Whose fault is this? Institutional sexism is the approved feminist answer and it's partly true. It doesn't have to be overt, conscious, or deliberate (though sometimes it is); it's as much a matter of things being done the way they always have been done, and an unexamined tendency to view men as the natural inheritors of power and authority, as it is about keeping women out.

But I think there's another answer; one less palatable to feminist campaigners.

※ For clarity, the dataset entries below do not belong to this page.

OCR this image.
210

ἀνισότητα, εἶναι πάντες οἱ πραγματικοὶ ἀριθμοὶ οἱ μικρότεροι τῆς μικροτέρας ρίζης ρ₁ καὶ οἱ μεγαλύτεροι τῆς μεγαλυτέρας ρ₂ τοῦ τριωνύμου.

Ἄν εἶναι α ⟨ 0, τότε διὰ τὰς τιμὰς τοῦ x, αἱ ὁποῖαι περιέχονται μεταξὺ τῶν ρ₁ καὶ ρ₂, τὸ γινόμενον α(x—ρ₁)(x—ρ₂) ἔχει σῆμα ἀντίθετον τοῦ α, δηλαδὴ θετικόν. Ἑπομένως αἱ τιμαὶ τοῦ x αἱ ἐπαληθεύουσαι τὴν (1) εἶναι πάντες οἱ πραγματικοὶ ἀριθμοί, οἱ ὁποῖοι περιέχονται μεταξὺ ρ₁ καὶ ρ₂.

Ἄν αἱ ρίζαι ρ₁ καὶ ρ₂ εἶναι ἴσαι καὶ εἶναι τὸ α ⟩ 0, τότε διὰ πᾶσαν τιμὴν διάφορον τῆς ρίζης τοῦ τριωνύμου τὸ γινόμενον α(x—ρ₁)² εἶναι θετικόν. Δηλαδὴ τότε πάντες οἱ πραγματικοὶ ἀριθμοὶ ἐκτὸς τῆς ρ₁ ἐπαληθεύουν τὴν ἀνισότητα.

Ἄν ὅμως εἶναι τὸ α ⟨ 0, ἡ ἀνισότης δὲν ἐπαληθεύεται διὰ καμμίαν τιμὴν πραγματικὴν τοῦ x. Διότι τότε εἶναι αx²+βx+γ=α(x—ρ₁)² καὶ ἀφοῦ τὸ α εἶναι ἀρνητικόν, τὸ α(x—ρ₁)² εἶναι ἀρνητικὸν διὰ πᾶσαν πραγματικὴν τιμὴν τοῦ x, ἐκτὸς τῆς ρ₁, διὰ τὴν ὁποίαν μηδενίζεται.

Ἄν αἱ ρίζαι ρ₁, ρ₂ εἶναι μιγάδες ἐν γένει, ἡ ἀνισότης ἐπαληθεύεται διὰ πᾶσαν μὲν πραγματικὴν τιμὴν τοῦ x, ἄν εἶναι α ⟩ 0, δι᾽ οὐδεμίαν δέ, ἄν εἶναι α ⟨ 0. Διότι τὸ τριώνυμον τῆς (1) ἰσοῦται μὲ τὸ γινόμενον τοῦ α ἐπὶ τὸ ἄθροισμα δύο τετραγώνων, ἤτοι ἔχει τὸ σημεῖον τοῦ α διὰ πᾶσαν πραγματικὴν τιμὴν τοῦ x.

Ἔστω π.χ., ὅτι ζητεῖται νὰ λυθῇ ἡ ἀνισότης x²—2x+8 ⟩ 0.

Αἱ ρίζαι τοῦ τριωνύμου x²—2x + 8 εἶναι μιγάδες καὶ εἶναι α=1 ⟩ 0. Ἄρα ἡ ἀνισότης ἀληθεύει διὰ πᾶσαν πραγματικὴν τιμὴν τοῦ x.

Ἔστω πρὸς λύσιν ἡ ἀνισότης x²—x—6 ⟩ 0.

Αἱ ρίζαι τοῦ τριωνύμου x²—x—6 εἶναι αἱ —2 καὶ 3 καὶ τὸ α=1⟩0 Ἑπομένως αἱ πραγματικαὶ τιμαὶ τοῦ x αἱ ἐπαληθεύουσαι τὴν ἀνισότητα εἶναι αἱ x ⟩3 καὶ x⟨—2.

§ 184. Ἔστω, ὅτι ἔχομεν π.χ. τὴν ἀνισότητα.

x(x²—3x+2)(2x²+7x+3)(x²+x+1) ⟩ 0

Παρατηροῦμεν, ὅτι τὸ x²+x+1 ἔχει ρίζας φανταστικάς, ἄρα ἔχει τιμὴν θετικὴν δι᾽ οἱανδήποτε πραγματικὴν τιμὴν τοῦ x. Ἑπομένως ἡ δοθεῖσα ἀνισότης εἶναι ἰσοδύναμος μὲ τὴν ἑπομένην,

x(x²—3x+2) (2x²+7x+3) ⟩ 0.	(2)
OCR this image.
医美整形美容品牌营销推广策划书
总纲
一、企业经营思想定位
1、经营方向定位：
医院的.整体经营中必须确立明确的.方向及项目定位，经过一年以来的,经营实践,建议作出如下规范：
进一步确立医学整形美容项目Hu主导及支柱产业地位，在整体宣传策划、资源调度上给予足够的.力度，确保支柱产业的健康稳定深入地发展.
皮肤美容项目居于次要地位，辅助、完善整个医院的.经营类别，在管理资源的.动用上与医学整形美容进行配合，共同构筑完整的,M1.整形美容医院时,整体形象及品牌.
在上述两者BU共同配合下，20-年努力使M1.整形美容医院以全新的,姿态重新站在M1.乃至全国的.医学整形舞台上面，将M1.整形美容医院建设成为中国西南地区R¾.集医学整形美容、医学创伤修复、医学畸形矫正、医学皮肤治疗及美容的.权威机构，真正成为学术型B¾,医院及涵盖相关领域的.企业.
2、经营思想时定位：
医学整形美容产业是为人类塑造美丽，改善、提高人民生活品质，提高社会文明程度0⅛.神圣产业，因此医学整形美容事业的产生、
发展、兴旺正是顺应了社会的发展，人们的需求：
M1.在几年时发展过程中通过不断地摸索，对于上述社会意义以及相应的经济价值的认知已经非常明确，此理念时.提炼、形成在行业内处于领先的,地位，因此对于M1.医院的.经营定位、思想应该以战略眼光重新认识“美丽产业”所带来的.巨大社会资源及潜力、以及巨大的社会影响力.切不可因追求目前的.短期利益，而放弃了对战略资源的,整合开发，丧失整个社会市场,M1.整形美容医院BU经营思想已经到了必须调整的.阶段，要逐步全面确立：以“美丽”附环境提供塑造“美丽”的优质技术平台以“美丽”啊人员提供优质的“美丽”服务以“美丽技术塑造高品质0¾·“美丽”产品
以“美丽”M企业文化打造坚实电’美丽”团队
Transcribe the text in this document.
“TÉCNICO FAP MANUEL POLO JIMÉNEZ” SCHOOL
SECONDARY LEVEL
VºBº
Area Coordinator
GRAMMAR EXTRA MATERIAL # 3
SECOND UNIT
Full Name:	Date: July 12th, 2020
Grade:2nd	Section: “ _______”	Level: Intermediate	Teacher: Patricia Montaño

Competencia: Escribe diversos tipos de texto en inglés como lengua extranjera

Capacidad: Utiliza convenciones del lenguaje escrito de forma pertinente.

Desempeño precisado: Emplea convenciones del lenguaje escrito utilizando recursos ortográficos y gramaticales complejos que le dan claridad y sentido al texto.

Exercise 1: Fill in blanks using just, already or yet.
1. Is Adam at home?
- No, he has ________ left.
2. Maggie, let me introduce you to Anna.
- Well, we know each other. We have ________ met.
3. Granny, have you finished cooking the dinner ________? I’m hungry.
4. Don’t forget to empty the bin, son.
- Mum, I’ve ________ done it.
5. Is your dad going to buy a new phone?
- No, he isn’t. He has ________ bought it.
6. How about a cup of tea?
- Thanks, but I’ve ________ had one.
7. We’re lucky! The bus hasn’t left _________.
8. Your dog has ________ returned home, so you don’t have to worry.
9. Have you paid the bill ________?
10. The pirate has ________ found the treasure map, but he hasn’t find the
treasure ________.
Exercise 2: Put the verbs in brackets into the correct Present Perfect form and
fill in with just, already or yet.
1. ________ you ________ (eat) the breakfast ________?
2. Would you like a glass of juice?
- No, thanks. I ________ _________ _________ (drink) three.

It is that women themselves must take more responsibility for their relative absence from political seats, or panel discussions.

Too often, they fail to put themselves forward, or refuse when they are asked.

I first came across this when I worked for Women into Politics, a Belfast-based training organisation. In the consciousness-|raising classes I taught, I found that too many capable, competent women were putting themselves down, holding back, diminishing the importance of what they had to say.

Years after I had left the organisation, I saw a television report on a campaign for more female participation at Stormont. There the women stood, with their forthright slogans and banners.

But no one wanted to come forward and speak for the group. They muttered among themselves, each one too shy to take a stand.

It was absurd and vaguely embarrassing, a whisper rather than a shout for women's rights. This unfortunate lack of self-belief is not unique to women in Northern Ireland. Katie Snape, who books guests for Sky News, says that, in spite of her best efforts, she often has difficulty getting women to appear on screen.

She said: “I always have these conversations with women where I say, ‘We'd love to have you on the panel' and they laugh and say, ‘Gosh, I'm so flattered, but I just don't think I'd have anything to say.’ And I've never rung up a man who has said that.”

And therein lies the truth. Whether in the bar, on the sports field, or in the debating chamber, men rarely let modesty hold them back. Benefiting from millennia of inherited power, their eyes are firmly on the prize and they'll keep going until they get it.

So, if women really want to have a say, they must man up and find their voices.